The pressures of a global climate crisis, increasing disasters, and rising inequalities demonstrate the urgency of effective action for global change. International humanitarian and development organizations are increasingly interested in partnering with religious actors to work on these issues. Research in this field is now establishing that much of the work of "religions and development" has become constrained within certain normative expectations, with faith-based organizations regularly navigating the complexity of their identity to participate (or not) in international organizations' efforts toward global change. This panel will explore how norms of international humanitarian and development work affect our research and understanding of religious engagements in this field. Papers will consider faith-based organizations' climate advocacy around the COP processes, a critique of the "religions and development" research field, and an ontological argument of ways techno-optimism influences the “depoliticization” of religion and global change.
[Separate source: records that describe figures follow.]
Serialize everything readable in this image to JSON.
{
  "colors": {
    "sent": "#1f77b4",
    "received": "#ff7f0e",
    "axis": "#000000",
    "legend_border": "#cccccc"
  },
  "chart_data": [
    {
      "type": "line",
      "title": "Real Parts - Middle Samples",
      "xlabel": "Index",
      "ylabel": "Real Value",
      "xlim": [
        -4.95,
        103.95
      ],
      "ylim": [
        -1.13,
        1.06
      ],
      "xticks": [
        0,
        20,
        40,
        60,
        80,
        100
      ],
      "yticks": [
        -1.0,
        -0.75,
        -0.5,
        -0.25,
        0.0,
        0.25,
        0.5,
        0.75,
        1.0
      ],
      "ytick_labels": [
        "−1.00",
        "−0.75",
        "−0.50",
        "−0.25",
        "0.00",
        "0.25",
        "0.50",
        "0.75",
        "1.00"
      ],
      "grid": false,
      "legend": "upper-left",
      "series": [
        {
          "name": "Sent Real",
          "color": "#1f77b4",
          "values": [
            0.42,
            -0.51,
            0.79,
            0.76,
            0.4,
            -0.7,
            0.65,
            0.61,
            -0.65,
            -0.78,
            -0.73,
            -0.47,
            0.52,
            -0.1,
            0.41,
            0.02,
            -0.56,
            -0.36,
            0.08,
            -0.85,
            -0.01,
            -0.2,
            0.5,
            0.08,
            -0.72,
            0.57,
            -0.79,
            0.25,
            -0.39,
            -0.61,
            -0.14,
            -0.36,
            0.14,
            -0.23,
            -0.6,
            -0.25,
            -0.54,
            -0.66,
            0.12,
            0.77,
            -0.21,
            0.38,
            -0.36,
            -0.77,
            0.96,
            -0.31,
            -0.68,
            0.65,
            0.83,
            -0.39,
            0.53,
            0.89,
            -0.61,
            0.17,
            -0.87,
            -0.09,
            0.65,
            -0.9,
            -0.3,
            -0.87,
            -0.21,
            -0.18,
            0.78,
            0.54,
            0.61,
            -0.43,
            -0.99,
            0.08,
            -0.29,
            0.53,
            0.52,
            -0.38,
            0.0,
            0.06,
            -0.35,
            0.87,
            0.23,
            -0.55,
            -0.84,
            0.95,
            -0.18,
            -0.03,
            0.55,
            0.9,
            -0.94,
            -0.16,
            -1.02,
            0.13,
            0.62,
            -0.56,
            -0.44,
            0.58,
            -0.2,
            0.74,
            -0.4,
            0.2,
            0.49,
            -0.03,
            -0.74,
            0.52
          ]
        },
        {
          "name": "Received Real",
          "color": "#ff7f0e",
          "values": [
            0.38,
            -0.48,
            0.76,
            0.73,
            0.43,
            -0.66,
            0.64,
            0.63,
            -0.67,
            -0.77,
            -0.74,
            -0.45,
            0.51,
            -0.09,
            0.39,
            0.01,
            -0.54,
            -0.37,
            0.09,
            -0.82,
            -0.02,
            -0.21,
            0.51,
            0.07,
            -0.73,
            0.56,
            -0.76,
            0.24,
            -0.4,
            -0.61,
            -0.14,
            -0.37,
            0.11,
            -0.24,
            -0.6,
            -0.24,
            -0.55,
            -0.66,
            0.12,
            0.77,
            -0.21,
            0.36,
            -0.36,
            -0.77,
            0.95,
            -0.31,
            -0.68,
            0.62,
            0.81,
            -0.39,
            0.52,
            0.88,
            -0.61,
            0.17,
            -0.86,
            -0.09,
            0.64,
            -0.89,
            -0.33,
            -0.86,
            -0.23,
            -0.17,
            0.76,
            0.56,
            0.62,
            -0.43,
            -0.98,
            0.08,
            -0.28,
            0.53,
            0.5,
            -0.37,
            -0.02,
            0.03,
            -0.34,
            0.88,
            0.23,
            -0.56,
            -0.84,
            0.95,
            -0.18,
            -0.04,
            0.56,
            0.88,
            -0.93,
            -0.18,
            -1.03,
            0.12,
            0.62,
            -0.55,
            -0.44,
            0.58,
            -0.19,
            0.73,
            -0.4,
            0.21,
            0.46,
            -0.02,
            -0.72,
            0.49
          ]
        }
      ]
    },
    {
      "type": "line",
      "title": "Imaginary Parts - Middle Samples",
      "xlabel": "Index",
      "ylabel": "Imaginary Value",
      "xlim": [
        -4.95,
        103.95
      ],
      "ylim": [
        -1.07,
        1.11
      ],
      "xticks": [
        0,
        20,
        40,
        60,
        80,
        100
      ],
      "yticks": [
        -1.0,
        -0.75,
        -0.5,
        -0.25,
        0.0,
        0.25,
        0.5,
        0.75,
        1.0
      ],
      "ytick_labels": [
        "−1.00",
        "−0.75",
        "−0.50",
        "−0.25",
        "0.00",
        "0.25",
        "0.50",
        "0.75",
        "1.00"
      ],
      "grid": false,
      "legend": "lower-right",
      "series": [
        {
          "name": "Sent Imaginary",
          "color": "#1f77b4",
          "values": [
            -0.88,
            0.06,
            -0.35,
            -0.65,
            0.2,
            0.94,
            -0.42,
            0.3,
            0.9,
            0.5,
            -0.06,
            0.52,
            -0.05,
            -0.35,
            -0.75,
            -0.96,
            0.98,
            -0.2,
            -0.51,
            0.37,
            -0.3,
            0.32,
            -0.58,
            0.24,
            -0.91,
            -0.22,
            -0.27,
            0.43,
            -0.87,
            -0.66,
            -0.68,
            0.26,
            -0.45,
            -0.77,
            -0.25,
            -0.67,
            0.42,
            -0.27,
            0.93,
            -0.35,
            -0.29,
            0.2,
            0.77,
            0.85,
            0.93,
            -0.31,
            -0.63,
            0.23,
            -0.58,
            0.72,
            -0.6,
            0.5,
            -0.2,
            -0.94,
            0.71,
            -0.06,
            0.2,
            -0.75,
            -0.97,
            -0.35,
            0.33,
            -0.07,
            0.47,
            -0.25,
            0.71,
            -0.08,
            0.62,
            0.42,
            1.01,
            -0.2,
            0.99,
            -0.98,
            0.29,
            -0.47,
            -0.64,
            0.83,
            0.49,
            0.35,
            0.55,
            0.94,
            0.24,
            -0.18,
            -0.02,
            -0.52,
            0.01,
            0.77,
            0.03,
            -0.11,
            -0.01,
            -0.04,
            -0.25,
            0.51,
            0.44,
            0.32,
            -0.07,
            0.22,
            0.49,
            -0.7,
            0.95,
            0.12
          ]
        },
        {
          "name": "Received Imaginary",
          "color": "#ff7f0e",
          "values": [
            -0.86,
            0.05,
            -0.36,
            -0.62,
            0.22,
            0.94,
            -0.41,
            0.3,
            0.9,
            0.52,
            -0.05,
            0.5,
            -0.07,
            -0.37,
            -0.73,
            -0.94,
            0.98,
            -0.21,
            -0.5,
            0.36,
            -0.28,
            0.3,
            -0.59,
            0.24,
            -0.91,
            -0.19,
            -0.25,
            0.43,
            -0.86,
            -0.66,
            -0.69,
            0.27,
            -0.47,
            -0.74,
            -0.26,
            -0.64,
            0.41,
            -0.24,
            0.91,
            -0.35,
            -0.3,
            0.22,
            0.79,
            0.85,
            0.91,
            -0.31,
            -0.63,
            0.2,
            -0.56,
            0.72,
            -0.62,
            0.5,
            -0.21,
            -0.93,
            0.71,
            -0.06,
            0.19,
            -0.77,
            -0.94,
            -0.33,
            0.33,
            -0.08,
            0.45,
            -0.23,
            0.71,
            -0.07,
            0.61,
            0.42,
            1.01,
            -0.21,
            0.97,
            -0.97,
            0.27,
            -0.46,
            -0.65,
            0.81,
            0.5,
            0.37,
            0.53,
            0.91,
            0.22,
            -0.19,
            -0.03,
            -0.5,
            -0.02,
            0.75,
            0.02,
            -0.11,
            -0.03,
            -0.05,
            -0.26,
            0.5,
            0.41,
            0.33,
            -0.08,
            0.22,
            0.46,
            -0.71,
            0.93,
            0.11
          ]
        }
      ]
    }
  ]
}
Faith-based organisations (FBOs) are increasingly visible in climate action with growing numbers at the UNFCCC and the UNEA. The role of FBOs in climate action has been framed variously through their social, economic and moral capital, yet these are complicated by the diversity of FBOs in secular climate spaces. As such, the following questions arise: What role do FBOs play in climate action at the UN and to what extent are these roles distinctively ‘faith-based’? How do FBOs navigate with and within this ostensibly secular arena? I draw on findings from fieldwork conducted online and at COP26. These findings demonstrate the strategic ways that FBOs engage with the UN on climate action whilst still seeking to carve out a distinctively faith-based voice through moral, though not always confessional, framings of climate change. I suggest the post-secular provides a fruitful way to frame these developments in faith-secular collaboration on climate action.
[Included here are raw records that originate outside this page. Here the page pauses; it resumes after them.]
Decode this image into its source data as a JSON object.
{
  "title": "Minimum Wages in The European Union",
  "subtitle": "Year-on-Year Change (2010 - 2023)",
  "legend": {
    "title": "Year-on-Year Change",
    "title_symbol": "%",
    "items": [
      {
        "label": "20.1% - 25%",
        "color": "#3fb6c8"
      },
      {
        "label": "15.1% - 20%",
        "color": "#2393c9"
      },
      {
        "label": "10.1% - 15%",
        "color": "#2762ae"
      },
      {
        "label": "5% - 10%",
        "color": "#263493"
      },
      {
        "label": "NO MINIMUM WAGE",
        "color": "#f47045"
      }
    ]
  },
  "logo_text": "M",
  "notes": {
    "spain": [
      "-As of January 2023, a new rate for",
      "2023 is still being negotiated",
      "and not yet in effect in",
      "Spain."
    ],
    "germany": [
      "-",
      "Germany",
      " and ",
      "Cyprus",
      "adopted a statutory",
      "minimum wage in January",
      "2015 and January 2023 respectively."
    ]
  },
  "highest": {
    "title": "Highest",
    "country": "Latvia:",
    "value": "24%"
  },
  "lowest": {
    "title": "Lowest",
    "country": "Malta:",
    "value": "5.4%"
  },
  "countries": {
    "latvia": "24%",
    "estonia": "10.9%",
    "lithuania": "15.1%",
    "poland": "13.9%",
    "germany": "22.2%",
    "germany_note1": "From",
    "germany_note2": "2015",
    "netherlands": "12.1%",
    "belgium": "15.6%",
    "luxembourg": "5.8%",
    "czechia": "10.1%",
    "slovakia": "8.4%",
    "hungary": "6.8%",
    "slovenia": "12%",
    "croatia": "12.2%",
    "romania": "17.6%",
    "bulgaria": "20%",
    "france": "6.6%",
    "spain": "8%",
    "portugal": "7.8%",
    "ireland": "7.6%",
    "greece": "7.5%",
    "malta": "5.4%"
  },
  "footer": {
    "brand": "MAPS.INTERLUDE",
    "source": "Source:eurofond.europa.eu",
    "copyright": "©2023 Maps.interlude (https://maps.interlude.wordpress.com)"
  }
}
Religions and development research over the last twenty years has centered around some major common themes: that religions matter but are side-lined or ignored; that there are surges of interest in religions from international development policymakers and practitioners but that these can lead to instrumentalization and unfair co-option of religious assets; and multiple definitions and categorizations of faith-based organizations. While these major themes have advanced the field previously, recent emerging themes update and re-frame these previously dominant debates. The analysis in this article finds that the new emerging themes push for engaging with the complexity and contextuality of religions, working with a fuller diversity of religious actors, and using a range of research methods. Ultimately, the article finds that researchers in religions and development can move beyond questions of “added value” of religions to development, and instead focus on the nuance of religions for development goals in contextually specific ways.
Data driven conclusions, complex technological infrastructure, and engineering knowledge have served as the politically “neutral” harbingers of contemporary progress narratives. Alongside this practice, science and technology studies have described the ways political neutrality is constructed in technological development, serving to elide value-driven intentions, even when well meaning. But how is this neutrality affected when developments are undeniably value driven, ones that have political stakes in international development, with religious actors serving as the main drivers for their creation? Using the field of engineering for community development as an empirical case for exploring how technology, religion, and development are all co-constructed, this piece argues that optimisms inherent in both technological development and religious engagement efforts can and do both compound and hybridize. This piece articulates new and varied forms of secularity and religiosity constructed when technological logics are embedded in international development efforts.